Urea output is being squeezed by Qatari LNG curtailments. Energy-intensive industries are cutting run rates and switching to propane, fuel oil and naphtha at pace. The fuel-switching dynamic carries its own geopolitical complexity: India imports 80–85 per cent of its liquefied petroleum gas (LPG) via the SoH, meaning switching fuels trades one supply concentration risk with another, it added.
As the closure of the SoH impacted 46 per cent of India’s LNG imports from Qatar, the world’s fourth largest LNG importer diversified its cargoes with the US filling in the major gap followed by Oman, Nigeria and Angola.
On LNG sourcing, Equirus Securities in a recent note said “As Europe legally phases out Russian LNG from 2027, discounted Russian cargoes seeking alternative destinations could add further diversification lever for India.”
Asian demand
Wood Mackenzie anticipates that Asian LNG demand is heading for a second consecutive year of decline.
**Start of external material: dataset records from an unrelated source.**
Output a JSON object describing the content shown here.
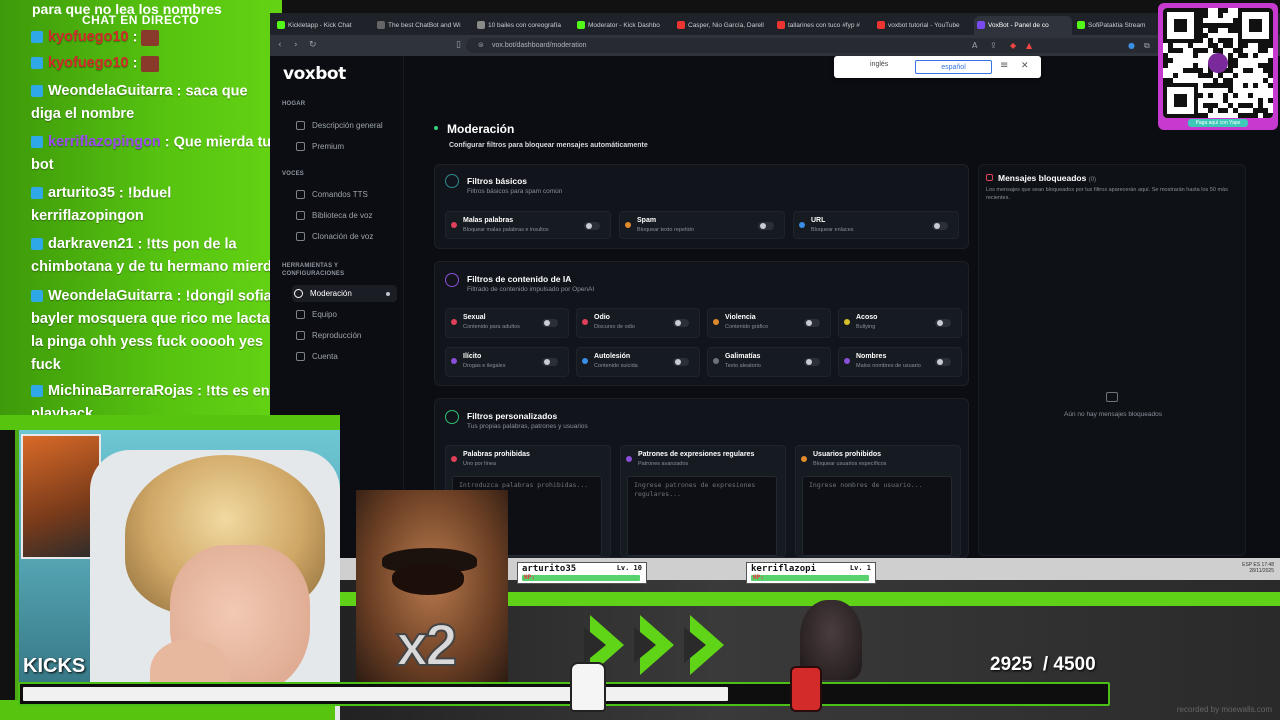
{
  "chat": {
    "topline": "para que no lea los nombres",
    "title": "CHAT EN DIRECTO",
    "messages": [
      {
        "user": "kyofuego10",
        "text": ":",
        "color": "#d12b2b"
      },
      {
        "user": "kyofuego10",
        "text": ":",
        "color": "#d12b2b"
      },
      {
        "user": "WeondelaGuitarra",
        "text": ": saca que diga el nombre",
        "color": "#ffffff"
      },
      {
        "user": "kerriflazopingon",
        "text": ": Que mierda tu bot",
        "color": "#9b4cf0"
      },
      {
        "user": "arturito35",
        "text": ": !bduel kerriflazopingon",
        "color": "#ffffff"
      },
      {
        "user": "darkraven21",
        "text": ": !tts pon de la chimbotana y de tu hermano mierda",
        "color": "#ffffff"
      },
      {
        "user": "WeondelaGuitarra",
        "text": ": !dongil sofia bayler mosquera que rico me lactas la pinga ohh yess fuck ooooh yes fuck",
        "color": "#ffffff"
      },
      {
        "user": "MichinaBarreraRojas",
        "text": ": !tts es en playback",
        "color": "#ffffff"
      }
    ]
  },
  "browser": {
    "tabs": [
      "Kickletapp - Kick Chat",
      "The best ChatBot and Wi",
      "10 bailes con coreografía",
      "Moderator - Kick Dashbo",
      "Casper, Nio García, Darell",
      "tallarines con tuco #fyp #",
      "voxbot tutorial - YouTube",
      "VoxBot - Panel de co",
      "SofiPataktia Stream"
    ],
    "url": "vox.bot/dashboard/moderation",
    "translate": {
      "lang1": "inglés",
      "lang2": "español"
    }
  },
  "app": {
    "logo": "voxbot",
    "sections": {
      "home": "HOGAR",
      "voices": "VOCES",
      "tools": "HERRAMIENTAS Y CONFIGURACIONES"
    },
    "nav": {
      "overview": "Descripción general",
      "premium": "Premium",
      "tts": "Comandos TTS",
      "voicelib": "Biblioteca de voz",
      "clone": "Clonación de voz",
      "moderation": "Moderación",
      "team": "Equipo",
      "playback": "Reproducción",
      "account": "Cuenta"
    },
    "page": {
      "title": "Moderación",
      "subtitle": "Configurar filtros para bloquear mensajes automáticamente"
    },
    "basic": {
      "title": "Filtros básicos",
      "subtitle": "Filtros básicos para spam común",
      "items": [
        {
          "name": "Malas palabras",
          "desc": "Bloquear malas palabras e insultos"
        },
        {
          "name": "Spam",
          "desc": "Bloquear texto repetido"
        },
        {
          "name": "URL",
          "desc": "Bloquear enlaces"
        }
      ]
    },
    "ai": {
      "title": "Filtros de contenido de IA",
      "subtitle": "Filtrado de contenido impulsado por OpenAI",
      "items": [
        {
          "name": "Sexual",
          "desc": "Contenido para adultos"
        },
        {
          "name": "Odio",
          "desc": "Discurso de odio"
        },
        {
          "name": "Violencia",
          "desc": "Contenido gráfico"
        },
        {
          "name": "Acoso",
          "desc": "Bullying"
        },
        {
          "name": "Ilícito",
          "desc": "Drogas e ilegales"
        },
        {
          "name": "Autolesión",
          "desc": "Contenido suicida"
        },
        {
          "name": "Galimatías",
          "desc": "Texto aleatorio"
        },
        {
          "name": "Nombres",
          "desc": "Malos nombres de usuario"
        }
      ]
    },
    "custom": {
      "title": "Filtros personalizados",
      "subtitle": "Tus propias palabras, patrones y usuarios",
      "items": [
        {
          "name": "Palabras prohibidas",
          "desc": "Uno por línea",
          "placeholder": "Introduzca palabras prohibidas..."
        },
        {
          "name": "Patrones de expresiones regulares",
          "desc": "Patrones avanzados",
          "placeholder": "Ingrese patrones de expresiones regulares..."
        },
        {
          "name": "Usuarios prohibidos",
          "desc": "Bloquear usuarios específicos",
          "placeholder": "Ingrese nombres de usuario..."
        }
      ]
    },
    "blocked": {
      "title": "Mensajes bloqueados",
      "count": "(0)",
      "desc": "Los mensajes que sean bloqueados por tus filtros aparecerán aquí. Se mostrarán hasta los 50 más recientes.",
      "empty": "Aún no hay mensajes bloqueados"
    }
  },
  "qr": {
    "label": "Paga aquí con Yape"
  },
  "overlay": {
    "kicks": "KICKS",
    "score": "2925  / 4500",
    "progress_fraction": 0.65,
    "player1": {
      "name": "arturito35",
      "level": "Lv. 10",
      "hp": "HP:"
    },
    "player2": {
      "name": "kerriflazopi",
      "level": "Lv. 1",
      "hp": "HP:"
    },
    "meme_text": "x2",
    "watermark": "recorded by moewalls.com",
    "tray": {
      "lang": "ESP",
      "region": "ES",
      "time": "17:48",
      "date": "28/11/2025"
    }
  },
  "colors": {
    "accent_green": "#57c410",
    "brand_purple": "#c63ad0",
    "dashboard_bg": "#0b0d12"
  }
}
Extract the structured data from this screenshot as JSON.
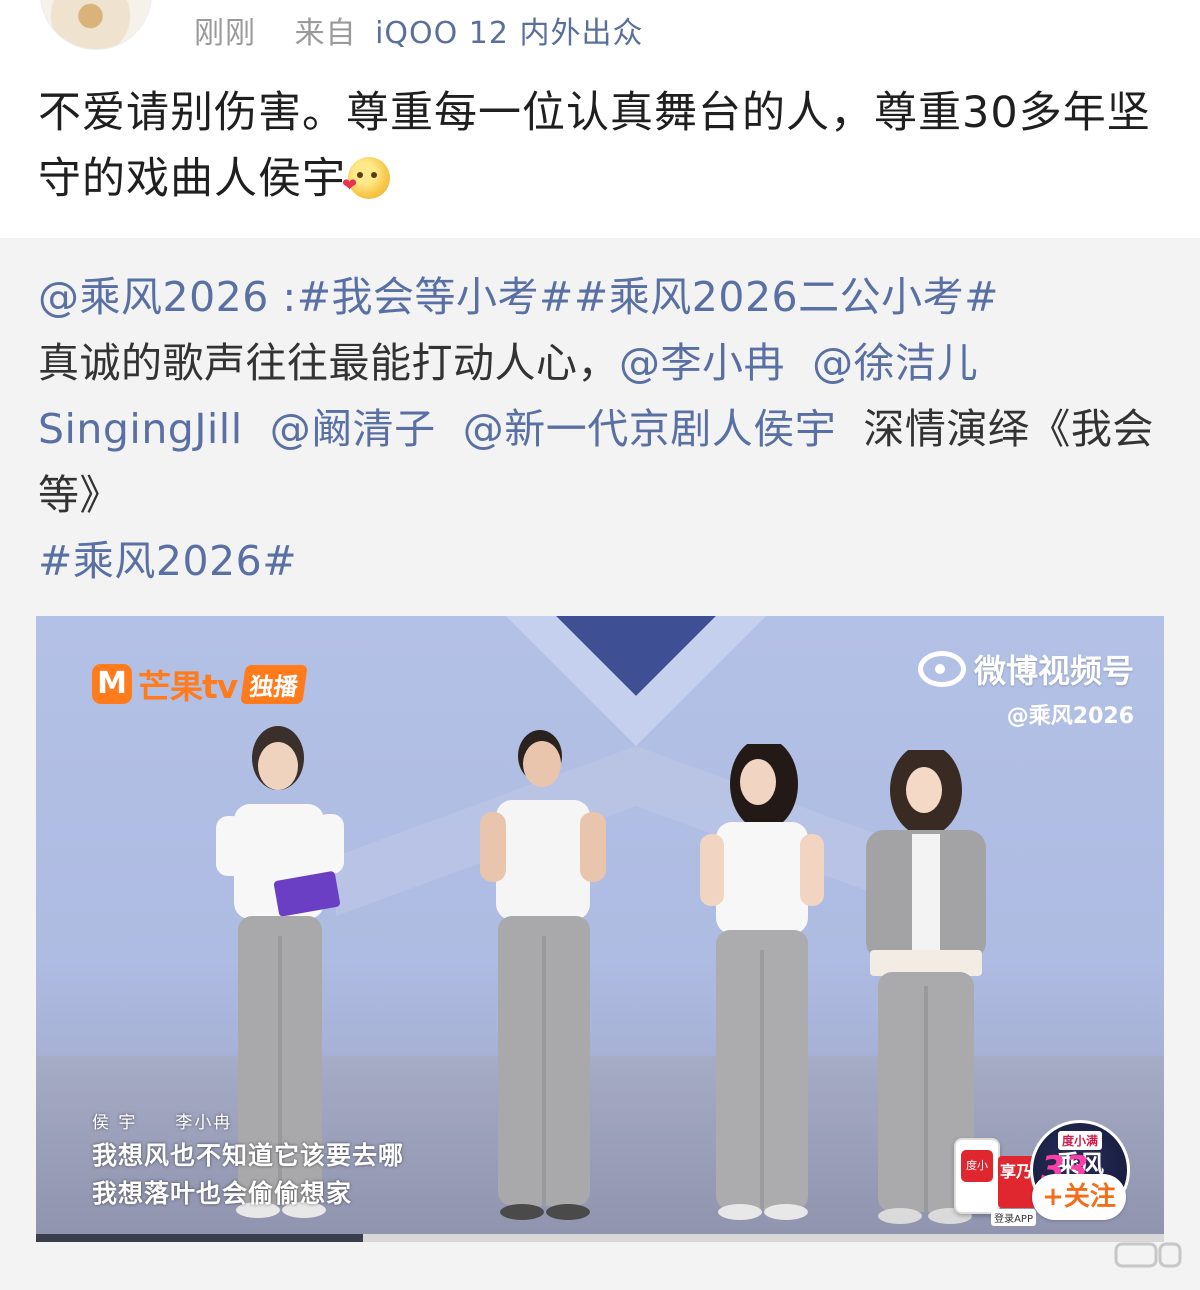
{
  "post": {
    "time": "刚刚",
    "source_prefix": "来自",
    "device": "iQOO 12 内外出众",
    "text": "不爱请别伤害。尊重每一位认真舞台的人，尊重30多年坚守的戏曲人侯宇"
  },
  "repost": {
    "author": "@乘风2026",
    "sep": " :",
    "hashtag1": "#我会等小考#",
    "hashtag2": "#乘风2026二公小考#",
    "line2_a": "真诚的歌声往往最能打动人心，",
    "mention1": "@李小冉",
    "mention2": "@徐洁儿SingingJill",
    "mention3": "@阚清子",
    "mention4": "@新一代京剧人侯宇",
    "tail": "深情演绎《我会等》",
    "hashtag3": "#乘风2026#"
  },
  "video": {
    "logo_text": "芒果tv",
    "logo_badge": "独播",
    "watermark_title": "微博视频号",
    "watermark_handle": "@乘风2026",
    "subtitle_names": "侯 宇　　李小冉",
    "subtitle_line1": "我想风也不知道它该要去哪",
    "subtitle_line2": "我想落叶也会偷偷想家",
    "badge_top": "度小满",
    "badge_title": "乘风",
    "badge_year": "2026",
    "promo_phone": "度小满",
    "promo_card": "享乃",
    "promo_login": "登录APP",
    "follow": "+关注",
    "progress": 0.29
  },
  "colors": {
    "link": "#5a6fa3",
    "meta": "#9a9a9a",
    "repost_bg": "#f3f3f4",
    "accent_orange": "#ff7b1c"
  }
}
“Wood Mackenzie forecasts Asia Pacific demand at 257 mt in 2026, down from 268 mt in 2025 and a peak of 278 mt in 2024, as the Middle East conflict tightens global supply and pushes spot prices to levels that are forcing buyers across the region to cut volumes, switch fuels and accelerate supply diversification,” it added.
A tighter global LNG market is doing what it always does. It separates buyers with contracted cover and fuel-switching options from those without,” said Maoping Hu, principal analyst for gas and LNG at Wood Mackenzie.
“Japan and China are better insulated. South Asia is absorbing a genuine shock. But even the more resilient markets are making decisions now on nuclear, on coal, on long-term contracting diversification that will shape their LNG demand trajectories well into the next decade,” he added.
Wood Mackenzie expects Asia Pacific LNG demand recovering to 279 mt in 2027 and reaching 297 mt by 2028, as geopolitical risk subsides, new regas infrastructure comes online and structural demand growth resumes across South-East and South Asia.
That recovery path implies a net gain of 40 mt over two years, a significant volume that will require both new supply and a normalisation in spot pricing to materialise.
The pace and shape of that recovery will depend on several variables that remain genuinely uncertain: the duration and severity of Middle East supply disruption, the trajectory of spot prices and competition from oil products.
At a regional level, this includes the rate at which Chinese and South Asian gas demand will rebound when prices fall, nuclear restart timelines in Japan and South Korea, and the speed at which South-East Asian power gas demand will progress, Wood Mackenzie said.